ELCOM INTERNATIONAL (ELCO) 1 19/32 -3/32 One of the mistakes investors
make in judging the Internet landscape is assuming that everyone who will be in the game is already in the game, or is visible. As the internet matures, there will undoubtedly be new entrants, some large, some small, who will change the parameters of the game. With so many internet stocks priced as if they have already won the game, it is a point worth considering. Today's announcement by Elcom International is an example. Elcom, whom we had never heard of before, said their wholly owned subsidiary, elcom.com, signed a deal with an unnamed European client for intranet procurement of computers, using elcom.com's new browser-based product PECOS.pm. Elcom has been selling PC products to corporate environments using a propriatary network version of PECOS since 1993. But because revenue growth stalled out two years ago, the stock has been hammered down to about $2 for the past year, from $13 two years ago. The company hired Smith Barney to find a buyer last year, but then dropped the idea. Now they appear to be looking at the internet. Today's announcement shows the new direction of becoming a business-to-business provider of PC equipment, using an internet based ordering and payment system. Cyberian Outpost (COOL) is working on the same area, and DELL (DELL) is already very prominent in corporate Internet sales. But Elco has revenues of over $800 million, is profitable, and with a market cap of just $46 million, sells for a Price/Sales of only 0.06. COOL carries a P/S of 4 on revenues of just $60 million TTM.
Will the internet based PECOS system allow Elcom to acquire more corporate customers?
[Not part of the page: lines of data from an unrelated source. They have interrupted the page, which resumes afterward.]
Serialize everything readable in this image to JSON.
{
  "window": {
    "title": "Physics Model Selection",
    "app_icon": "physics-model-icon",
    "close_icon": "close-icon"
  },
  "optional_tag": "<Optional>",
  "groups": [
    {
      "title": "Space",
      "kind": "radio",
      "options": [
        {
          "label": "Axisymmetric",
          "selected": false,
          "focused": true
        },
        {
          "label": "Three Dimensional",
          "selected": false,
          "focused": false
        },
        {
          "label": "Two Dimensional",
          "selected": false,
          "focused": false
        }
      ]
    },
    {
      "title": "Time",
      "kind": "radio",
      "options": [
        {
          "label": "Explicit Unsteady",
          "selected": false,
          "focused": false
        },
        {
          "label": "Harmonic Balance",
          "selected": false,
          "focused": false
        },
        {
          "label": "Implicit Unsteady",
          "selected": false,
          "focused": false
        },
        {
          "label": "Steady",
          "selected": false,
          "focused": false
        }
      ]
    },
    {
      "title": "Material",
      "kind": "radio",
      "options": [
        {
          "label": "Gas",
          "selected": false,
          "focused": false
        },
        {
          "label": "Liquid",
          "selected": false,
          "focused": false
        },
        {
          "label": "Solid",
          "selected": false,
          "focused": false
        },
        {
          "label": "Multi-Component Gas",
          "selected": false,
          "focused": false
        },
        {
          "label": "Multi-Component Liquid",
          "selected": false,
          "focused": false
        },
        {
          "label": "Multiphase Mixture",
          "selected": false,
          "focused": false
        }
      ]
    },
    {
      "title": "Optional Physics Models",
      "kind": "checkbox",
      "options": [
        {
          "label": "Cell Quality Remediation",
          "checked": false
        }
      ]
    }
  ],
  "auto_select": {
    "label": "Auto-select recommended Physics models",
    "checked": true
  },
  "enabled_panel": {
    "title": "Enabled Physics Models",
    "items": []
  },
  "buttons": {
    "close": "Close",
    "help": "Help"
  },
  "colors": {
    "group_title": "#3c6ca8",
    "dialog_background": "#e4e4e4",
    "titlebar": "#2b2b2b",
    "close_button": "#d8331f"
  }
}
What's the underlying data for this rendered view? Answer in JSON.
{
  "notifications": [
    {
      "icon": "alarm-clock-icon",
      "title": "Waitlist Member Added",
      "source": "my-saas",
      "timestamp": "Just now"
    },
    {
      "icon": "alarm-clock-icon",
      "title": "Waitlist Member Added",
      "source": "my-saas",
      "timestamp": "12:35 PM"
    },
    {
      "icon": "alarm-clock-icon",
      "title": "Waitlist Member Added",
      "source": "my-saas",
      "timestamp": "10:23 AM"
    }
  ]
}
We haven't done enough research on Elcom yet to give a full analysis of their chances.
Our point today is that, in the Internet revolution, it is a mistake to assume that all the eventual players are already on the field. You've probably never heard of Elco, although everyone knows about COOL. But a player ten times the size of Cyberian Outpost just walked on the field, yet volume in ELCO is just 51,000 shares so far today. Full rollout of the internet based PECOS system is expected in March.
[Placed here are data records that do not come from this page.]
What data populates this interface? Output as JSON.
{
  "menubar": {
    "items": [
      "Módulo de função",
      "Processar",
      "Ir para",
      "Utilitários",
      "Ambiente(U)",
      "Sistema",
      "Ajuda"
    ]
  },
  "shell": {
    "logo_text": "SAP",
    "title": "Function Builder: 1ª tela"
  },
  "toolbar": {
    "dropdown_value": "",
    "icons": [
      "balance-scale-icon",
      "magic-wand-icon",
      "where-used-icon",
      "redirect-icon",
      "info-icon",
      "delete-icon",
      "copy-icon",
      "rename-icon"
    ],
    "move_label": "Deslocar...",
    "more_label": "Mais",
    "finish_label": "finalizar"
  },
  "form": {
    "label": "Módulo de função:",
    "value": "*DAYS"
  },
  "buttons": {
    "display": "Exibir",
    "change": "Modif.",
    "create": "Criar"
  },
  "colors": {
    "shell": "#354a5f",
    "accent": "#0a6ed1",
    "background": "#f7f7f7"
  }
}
Briefing.com article on ELCOM.....



15:35 ET ******

ELCOM INTERNATIONAL (ELCO) 2 7/8 -3/32 Elcom reports Q4 revenues of
$186.8 million, just slightly under Q4 97's $186.8 million, and 1998 revenues of $763.6
million, just slightly higher than 1997's $760.1 million.. In other words, no growth in
sales. But 1998 shows big losses compared to 1997, with 1998 losses at more than
$25 million, compared to 1997's profit of over $14 million. The press release attributes
the "majority" of the losses to "restructuring" and non-cash charges, but $10.7 million is
a "reduction in reported gross profit." Overall, it reads like a company that got stuck
with inventory, slow demand, and collapsing prices. Ordinarily, it would look horrible,
and it certainly explains why Wall Street has ignored Elcom. But Elcom's price certainly
reflects this story as it carries an extremely small Price/Sales ratio of 0.10. However,
ELCO is now a play on a turnaround into an internet company, as it created an internet
subsidiary called elcom.com, for direct sales over the internet, and is converting its
proprietary PECOS ordering system into an intranet system. In addition, it is reducing
inventory as it transitions towards a "virtual inventory and delivery model." The company
also stated that it will open its elcom.com auction site in April. Today's release isn't
really news, as most of this was preannounced earlier. However, the company also
stated that they expect Q1 to show a loss of between $1 and $2 million. What they
really need to do is show revenue growth through the internet direct channel and intranet
business sales. When that happens, Elcom's stock has a chance to get valued more like
an internet company, which would put it at much higher levels than it is now. But Q1
reports, three months from now, probably won't show much of that, and Q2 reports are
six months away. Briefing.com previously wrote about Elcom on our Story Stocks page
on February 19, and also on our Stock Brief page on March 12.

Note that it has a big float of about 17M. Just wondering what you thought.